Professor Ralph Rowbottom
Are systems which use marks out of 10 or 100 as precise or scientific as they seem? Drawing upon experience of marking student scripts, the author looks at grading systems in general, and points to the solid merits of traditional A-to-C systems modified where necessary with pluses and minuses.
Soon after taking up a research post in social science at Brunel University in West London in the late 1960s, I was asked to do some postgraduate teaching, and in consequence, introduced to the prevailing system for marking students’ written-work. Not for Brunel, one of the new wave of technological universities, the primary-school simplicities of marks-out-of-ten, or antiquated schemes using the alphabetical symbols of classical Greek. With the sort of scientific precision looked for, nothing short of marks on a scale of 0 -100 would do.
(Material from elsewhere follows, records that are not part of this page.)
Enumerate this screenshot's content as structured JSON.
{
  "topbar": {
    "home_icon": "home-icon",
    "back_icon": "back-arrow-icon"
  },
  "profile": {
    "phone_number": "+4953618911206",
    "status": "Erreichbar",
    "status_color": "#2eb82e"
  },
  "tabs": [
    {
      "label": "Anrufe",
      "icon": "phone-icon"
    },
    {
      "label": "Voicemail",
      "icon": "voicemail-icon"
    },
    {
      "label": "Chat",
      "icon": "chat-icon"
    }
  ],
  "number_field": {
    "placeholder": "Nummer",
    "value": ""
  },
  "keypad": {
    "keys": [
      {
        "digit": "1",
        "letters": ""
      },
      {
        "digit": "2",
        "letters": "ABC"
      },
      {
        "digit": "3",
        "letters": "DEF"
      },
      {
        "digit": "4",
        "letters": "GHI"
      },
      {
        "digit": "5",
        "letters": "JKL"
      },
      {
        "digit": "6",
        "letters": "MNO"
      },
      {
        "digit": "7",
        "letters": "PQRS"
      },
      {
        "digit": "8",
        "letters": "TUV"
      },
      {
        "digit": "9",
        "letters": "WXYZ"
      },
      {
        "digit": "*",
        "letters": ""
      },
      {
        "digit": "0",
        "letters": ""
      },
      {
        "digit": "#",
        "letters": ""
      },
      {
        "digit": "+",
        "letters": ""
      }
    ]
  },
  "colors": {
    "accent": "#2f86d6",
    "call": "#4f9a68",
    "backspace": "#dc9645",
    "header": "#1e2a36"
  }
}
I remember at some early point thereafter receiving an essay from one student which I thought so good that I gave it a mark of 85, only to be gently informed by the head of department concerned that it was not the done thing to allocate marks of much above the mid-seventies. Further enquiries revealed the existence of three practical benchmarks in general use: at least 40 for a bare pass, at least 55 for an adequate pass, and at least 70 for a distinction. As well as the range 75 – 100 being out of play, as it were, people rarely if ever seemed to use markings of much below 30 – 35. Thus in practice, over half the scale was completely redundant – a fact which struck me, though seemingly nobody else, as rather strange.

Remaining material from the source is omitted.